In the spirit of Halloween, I want to share a ghost story. But, worry not, the tale is not a scary one. Ghosts reportedly frequenting the Historic Lund Hotel are known to be friendly.
Many people in the community believe that the hotel is haunted by at least two well-known local ghosts. One is reported to be a woman in a long, white dress, often seen dancing in the hotel saloon after hours, or checking out wares in the store. Another ghost, possibly the same woman but a few years older, is said to spend time in the banquet hall. A gentleman in a nice suit reportedly appears as a third ghost and wanders around the oldest part of the building, the original Hotel Malaspina, which was renamed Lund Hotel after it burned down in 1918.
Some people suggest the three ghosts are versions of Lund founder Fred Thulin and his first wife Vira May Palmer. The gentleman ghost is said to appear in the lobby of the hotel, where Thulin’s picture hangs in exactly almost the same spot it has been since the hotel was built.
If it is Thulin, he seems to be a little possessive about the hotel he founded and has often been seen hovering over hotel employees while they work, as if to make sure a good job is being done. Perhaps he is just a stickler for details.
Palmer, on the other hand, seems content to be seen dancing or happily strolling the halls. Palmer also likes to leave a calling card.
Hotel employees talk about coming to work in the morning and finding coins on desks, floors and counters that they know were clear the night before. Supposedly it used to be pennies, but now that we have stopped using them, she leaves dimes, often in pairs.
The third floor, which at one time held rooms for guests, provided staff with accommodations and housed offices and a hairdressing studio, among other things, seems to be another favourite haunt for the hotel’s otherworldly residents.

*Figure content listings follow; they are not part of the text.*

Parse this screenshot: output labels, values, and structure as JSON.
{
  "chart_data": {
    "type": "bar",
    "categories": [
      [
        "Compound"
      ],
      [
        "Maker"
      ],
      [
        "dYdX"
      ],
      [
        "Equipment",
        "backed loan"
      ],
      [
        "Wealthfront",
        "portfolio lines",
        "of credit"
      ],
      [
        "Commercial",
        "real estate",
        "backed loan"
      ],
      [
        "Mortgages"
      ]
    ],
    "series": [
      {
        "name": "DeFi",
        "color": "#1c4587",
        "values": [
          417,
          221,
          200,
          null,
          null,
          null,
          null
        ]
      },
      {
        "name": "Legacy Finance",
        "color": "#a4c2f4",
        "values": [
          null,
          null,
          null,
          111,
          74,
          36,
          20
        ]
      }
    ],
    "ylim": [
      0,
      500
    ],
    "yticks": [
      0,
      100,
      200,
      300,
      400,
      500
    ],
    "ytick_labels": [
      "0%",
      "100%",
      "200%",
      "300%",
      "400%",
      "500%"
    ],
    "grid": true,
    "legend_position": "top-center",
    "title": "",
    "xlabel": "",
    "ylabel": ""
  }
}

Employees report hearing people walking around or running up and down the stairs even though the only stairway to that level is locked. Also, figures have been reported to be seen from the outside, standing at the dormer windows of the old rooms and holding aside the curtains to look out on life in the harbour below.
General manager Kurt Pyrch said he recently took a group of guests up there for a tour and found, you guessed it, mysterious dimes on the floor.
So, this Halloween, if you happen to be out at the end of the road, stop in and say hello to Thulin and Palmer. I’m sure they would appreciate it. You might even end up with a dime out of the deal.